Ever since I can remember I have processed events in my mind much in the same way. A given event would occur and my first response was to view myself as distinctly separated or apart from the event. Almost as if I were a translucent or invisible being hovering above life below, curiously observing from a safe distance. I would then dissect the situation to the fullest, tearing apart every possible scenario and perception. I thought about what others were thinking. I wondered how or if this would alter my own perceptions or actions. Pondering what could have been done differently, I dreamt of alternative outcomes and wild stories that were so far from reality. Then, the crowning moment of the psychoanalytic experience prompted me to discern why God had allowed or ordered me to be a part of the event.

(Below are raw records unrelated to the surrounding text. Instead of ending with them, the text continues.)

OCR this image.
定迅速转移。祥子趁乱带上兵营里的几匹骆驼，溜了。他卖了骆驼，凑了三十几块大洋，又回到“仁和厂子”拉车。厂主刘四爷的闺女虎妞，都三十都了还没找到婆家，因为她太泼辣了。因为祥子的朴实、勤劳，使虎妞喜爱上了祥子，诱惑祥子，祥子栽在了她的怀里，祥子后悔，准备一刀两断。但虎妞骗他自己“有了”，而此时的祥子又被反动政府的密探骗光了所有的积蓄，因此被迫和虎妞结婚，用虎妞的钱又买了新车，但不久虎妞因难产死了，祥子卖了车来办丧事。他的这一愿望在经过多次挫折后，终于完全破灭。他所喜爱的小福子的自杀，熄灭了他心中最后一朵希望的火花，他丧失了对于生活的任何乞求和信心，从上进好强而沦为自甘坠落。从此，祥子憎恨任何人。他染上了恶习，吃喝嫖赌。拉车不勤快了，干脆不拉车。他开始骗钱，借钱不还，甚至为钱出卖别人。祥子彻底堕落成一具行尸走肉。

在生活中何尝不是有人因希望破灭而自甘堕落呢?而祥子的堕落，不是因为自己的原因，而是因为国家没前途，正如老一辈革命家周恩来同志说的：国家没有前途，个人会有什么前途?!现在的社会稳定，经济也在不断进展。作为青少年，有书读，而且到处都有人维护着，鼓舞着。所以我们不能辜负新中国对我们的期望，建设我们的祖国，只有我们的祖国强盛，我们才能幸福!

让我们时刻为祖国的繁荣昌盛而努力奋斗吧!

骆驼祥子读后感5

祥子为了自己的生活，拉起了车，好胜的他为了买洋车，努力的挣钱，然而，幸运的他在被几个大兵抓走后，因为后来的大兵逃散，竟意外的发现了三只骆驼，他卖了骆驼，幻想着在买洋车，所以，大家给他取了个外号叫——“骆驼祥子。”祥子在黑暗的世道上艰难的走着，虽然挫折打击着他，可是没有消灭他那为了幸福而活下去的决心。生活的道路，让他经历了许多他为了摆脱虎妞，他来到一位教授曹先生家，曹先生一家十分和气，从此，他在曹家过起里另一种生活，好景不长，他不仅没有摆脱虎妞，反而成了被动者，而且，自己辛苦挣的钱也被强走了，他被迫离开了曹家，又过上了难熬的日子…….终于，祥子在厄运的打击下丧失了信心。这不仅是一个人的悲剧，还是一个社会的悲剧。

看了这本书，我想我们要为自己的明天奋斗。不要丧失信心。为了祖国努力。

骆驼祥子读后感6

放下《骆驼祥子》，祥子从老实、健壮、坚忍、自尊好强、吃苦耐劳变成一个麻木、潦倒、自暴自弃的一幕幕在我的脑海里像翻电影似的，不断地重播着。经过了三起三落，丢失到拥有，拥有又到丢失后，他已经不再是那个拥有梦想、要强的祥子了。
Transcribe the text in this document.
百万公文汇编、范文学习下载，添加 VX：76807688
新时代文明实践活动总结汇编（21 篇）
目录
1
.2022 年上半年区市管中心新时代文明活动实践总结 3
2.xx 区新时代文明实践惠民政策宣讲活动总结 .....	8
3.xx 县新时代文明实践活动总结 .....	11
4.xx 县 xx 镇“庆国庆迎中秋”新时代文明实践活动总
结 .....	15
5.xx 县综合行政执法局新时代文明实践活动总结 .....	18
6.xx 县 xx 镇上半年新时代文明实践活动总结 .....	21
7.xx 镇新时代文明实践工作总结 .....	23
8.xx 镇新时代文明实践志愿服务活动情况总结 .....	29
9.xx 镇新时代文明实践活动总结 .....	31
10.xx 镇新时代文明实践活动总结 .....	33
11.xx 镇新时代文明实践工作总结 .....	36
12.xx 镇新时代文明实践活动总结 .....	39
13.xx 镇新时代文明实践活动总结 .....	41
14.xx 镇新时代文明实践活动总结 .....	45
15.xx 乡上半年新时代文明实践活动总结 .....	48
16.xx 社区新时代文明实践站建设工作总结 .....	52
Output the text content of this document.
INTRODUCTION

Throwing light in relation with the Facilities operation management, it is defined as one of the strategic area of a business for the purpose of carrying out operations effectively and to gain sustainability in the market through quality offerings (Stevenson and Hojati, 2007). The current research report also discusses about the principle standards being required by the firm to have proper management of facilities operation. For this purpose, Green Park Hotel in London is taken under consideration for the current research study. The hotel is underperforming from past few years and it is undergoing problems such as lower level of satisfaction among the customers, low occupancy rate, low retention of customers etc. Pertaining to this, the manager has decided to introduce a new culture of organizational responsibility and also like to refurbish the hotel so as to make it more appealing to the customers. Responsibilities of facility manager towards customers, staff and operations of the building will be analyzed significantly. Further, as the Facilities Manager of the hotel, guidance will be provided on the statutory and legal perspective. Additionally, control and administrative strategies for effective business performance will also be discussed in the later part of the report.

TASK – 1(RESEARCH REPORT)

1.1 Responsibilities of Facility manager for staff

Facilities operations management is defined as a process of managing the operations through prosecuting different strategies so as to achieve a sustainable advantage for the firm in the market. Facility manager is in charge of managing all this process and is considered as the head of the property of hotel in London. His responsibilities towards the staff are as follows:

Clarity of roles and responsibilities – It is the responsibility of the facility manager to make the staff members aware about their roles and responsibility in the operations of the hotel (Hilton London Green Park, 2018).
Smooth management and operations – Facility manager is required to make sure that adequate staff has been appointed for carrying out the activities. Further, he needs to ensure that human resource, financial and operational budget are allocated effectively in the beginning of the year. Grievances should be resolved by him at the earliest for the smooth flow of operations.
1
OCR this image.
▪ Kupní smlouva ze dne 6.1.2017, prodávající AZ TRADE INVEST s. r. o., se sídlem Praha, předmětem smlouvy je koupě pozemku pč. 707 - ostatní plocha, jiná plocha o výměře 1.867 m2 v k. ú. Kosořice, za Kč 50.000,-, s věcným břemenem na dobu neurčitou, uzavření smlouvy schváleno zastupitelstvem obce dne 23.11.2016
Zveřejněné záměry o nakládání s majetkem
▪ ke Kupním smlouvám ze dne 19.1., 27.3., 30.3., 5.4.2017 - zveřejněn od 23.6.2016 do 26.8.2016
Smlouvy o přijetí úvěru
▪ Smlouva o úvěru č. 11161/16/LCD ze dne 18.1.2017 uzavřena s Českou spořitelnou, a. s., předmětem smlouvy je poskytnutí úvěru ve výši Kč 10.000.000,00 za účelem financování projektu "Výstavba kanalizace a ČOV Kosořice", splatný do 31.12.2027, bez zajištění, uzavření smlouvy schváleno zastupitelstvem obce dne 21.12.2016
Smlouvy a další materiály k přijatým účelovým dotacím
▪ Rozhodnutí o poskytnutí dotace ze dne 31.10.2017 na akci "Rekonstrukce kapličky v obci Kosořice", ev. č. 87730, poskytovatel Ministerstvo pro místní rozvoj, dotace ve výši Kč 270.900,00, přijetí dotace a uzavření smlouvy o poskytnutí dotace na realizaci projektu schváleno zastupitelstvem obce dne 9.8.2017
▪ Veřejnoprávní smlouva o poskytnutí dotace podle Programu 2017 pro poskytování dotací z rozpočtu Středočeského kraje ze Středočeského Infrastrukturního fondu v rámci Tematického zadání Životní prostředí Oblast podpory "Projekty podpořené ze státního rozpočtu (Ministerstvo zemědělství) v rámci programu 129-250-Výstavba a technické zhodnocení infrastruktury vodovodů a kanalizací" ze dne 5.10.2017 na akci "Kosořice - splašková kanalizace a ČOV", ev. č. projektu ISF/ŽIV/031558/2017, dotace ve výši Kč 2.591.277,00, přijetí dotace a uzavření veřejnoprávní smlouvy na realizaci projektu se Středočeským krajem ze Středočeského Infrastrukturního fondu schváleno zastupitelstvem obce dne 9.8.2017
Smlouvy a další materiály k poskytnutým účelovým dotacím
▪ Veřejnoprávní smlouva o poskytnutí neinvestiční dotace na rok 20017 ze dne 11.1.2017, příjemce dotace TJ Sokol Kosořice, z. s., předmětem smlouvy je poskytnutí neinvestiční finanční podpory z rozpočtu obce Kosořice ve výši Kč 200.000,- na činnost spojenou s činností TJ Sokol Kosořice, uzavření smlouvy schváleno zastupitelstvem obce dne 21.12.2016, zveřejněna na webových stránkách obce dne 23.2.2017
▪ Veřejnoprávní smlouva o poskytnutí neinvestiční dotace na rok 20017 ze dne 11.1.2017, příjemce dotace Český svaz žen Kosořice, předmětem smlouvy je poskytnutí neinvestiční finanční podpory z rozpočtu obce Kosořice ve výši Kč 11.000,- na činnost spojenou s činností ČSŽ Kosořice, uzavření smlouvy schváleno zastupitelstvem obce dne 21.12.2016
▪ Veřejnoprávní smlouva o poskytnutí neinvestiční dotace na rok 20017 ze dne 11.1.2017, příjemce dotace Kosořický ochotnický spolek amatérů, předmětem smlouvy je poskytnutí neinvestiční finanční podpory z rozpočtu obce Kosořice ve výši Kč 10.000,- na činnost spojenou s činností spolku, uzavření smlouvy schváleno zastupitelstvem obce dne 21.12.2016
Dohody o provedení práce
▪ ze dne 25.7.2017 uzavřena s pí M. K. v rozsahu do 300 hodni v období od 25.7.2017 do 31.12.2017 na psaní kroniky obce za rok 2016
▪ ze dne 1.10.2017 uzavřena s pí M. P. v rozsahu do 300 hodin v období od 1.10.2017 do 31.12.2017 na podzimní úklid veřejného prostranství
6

Not much has changed over the years, save for my bravery in enduring previously unexplored situations. Now that I find myself in the midst of such phenomena, I cannot seem to pull myself from the scope of the circumstance. Rather, I am stuck dwindling in and endless vacuum which draws me ever nigh to the encompassing walls of entrapment. Like a mime imprisoned in a mirror I am unable to break free from this extra dimensional jail. I suppose it will take a John Constantine to fetch me from this abyss. I only wonder if I am serving as my own warden.


All this to say that I am absolutely happy with my life. My current pursuits, my education and my relationships are all fitting quite nicely together--though perhaps much to the sorrow of certain loved ones. It is understandable that not everyone will agree all the time and especially at the same time. What I must keep at the forefront of my mind, however, is that the stability of my rationality has never been reliant upon the perceptions of others--even if I once blindly submitted myself to such falsity. Here ends my posting for July. Until next month then.

7/16/2008

Swimming with the big ones

A different fish now swims in the sea. Where once an old bass dwelt among squalor a perch now roams the vast oceans. Try as I may I cannot seem to swim among aquatic life. It is too unpredictable. I always thought that surprise and intrigue would more than suffice for my yearning for adventure; rather, I have been disappointed by such trivialities. My adventurous pursuits have only ended in wounds which I cannot rationalize or explain with some semblance of logic. Instead I suffer my own criticism.


In the meantime, I still endure that which will not cease to torture me. Though I knew this day was coming I remained unprepared; suffering under the delusion that I would somehow avoid such a pitfall. Even now I cannot regret my pursuance of the path set out before me. I know within the depths of my soul I have strived for valor, for honor. To preserve that which is thrown away by many; to uplift the human value for life and all that it encompasses. My brethren, I call for your patience, as time will give you the respect you so humbly desire.